The goal of the captive breeding program is to establish 240 breeding adults in captivity while continuing to return ferrets to the wild. In an effort to protect ferrets from one catastrophic event which could eliminate the entire experimental wild population, the captive population was divided. In addition to the Ferret Conservation Center colony, breeding populations have been established at the National Zoo's Conservation and Research Center in Front Royal, Virginia; the Henry Doorly Zoo in Omaha, Nebraska; the Cheyenne Mountain Zoological Park in Colorado Springs, Colorado; the Phoenix Zoo in Phoenix, Arizona; and the Louisville Zoological Garden in Louisville, Kentucky.
The future looks brighter for black-footed ferrets. Reintroduction began in 1991 with the release of a group of ferrets into the Shirley Basin of Wyoming. Since then, 228 ferrets have been released there. While there is a high mortality rate among these captive-born animals, two litters born in the wild indicate that the reintroduced population has taken hold. Biologists stopped releasing ferrets in the Shirley Basin after 1995 because of disease concerns and decreasing habitat.
Two new reintroduction sites in Montana and South Dakota were identified and biologists released 40 to 50 ferrets per year on these sites between 1994 and 1997. Biologists hope the populations on these sites will be self-sustaining after 1998. So far reintroduction efforts in those two states have met with some success. In 1997, twelve litters of ferrets were born in the wild in Montana and reintroduced ferrets in South Dakota had an 80 percent survival rate.
In 1996 and 1997, biologists identified suitable release sites in areas in Utah, Colorado and Arizona. Sixty-five ferrets have been released in the Aubrey Valley in Northwest Arizona since March, 1996. Some of the released ferrets have already given birth in the wild, and biologists plan to release more ferrets in the same area.
To be considered suitable for ferret reintroduction, an area must be very large and relatively free of diseases, particularly canine distemper and plague, that could wipe out an entire colony. And the public must support the presence of black-footed ferrets. To this end, biologists work closely with landowners to work out compromises that benefit the ferret and landowners.
Reintroduced black-footed ferret populations have been designated "non-essential experimental" populations under the Endangered Species Act. This designation allows federal, state and tribal resource managers, and private citizens, more flexibility in managing new populations. The Service can develop special management regulations which are more flexible than the rules for species listed as endangered, encouraging cooperation in the recovery effort by landowners, agencies and recreation interests. The "non-essential, experimental" designation also allows land uses such as forest management, agricultural practices, sport-hunting and non-consumptive outdoor recreation.

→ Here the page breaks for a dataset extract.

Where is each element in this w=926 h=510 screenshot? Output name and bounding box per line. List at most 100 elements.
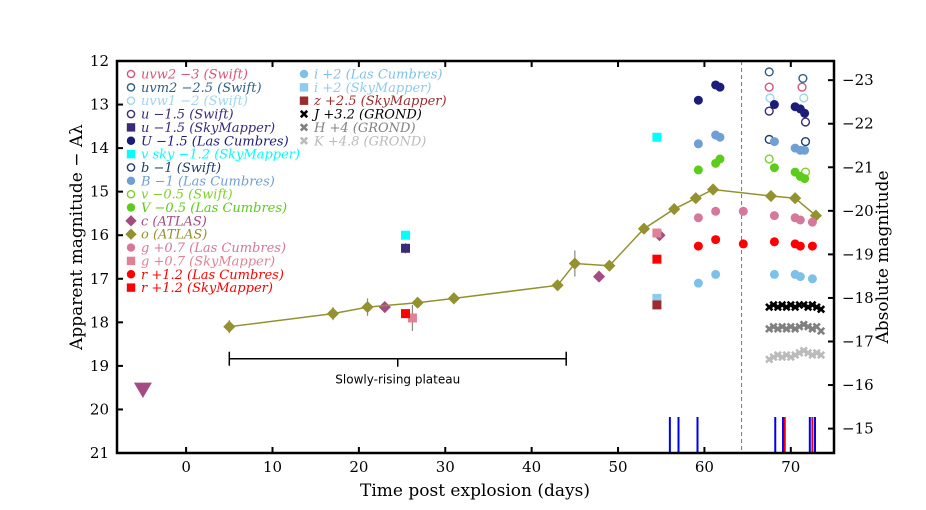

National goals to receiver the species are to establish 10 free-ranging populations of black-footed ferrets, spread over the widest possible area without their former range. Each of these populations will have 30 or more breeding adults. It is hoped that 1,500 free-ranging black-footed ferrets will be established in the wild by the year 2010.
If these and future efforts are successful, black-footed ferrets may soon be playing an important role in the dynamics of wild prairie dog towns once again.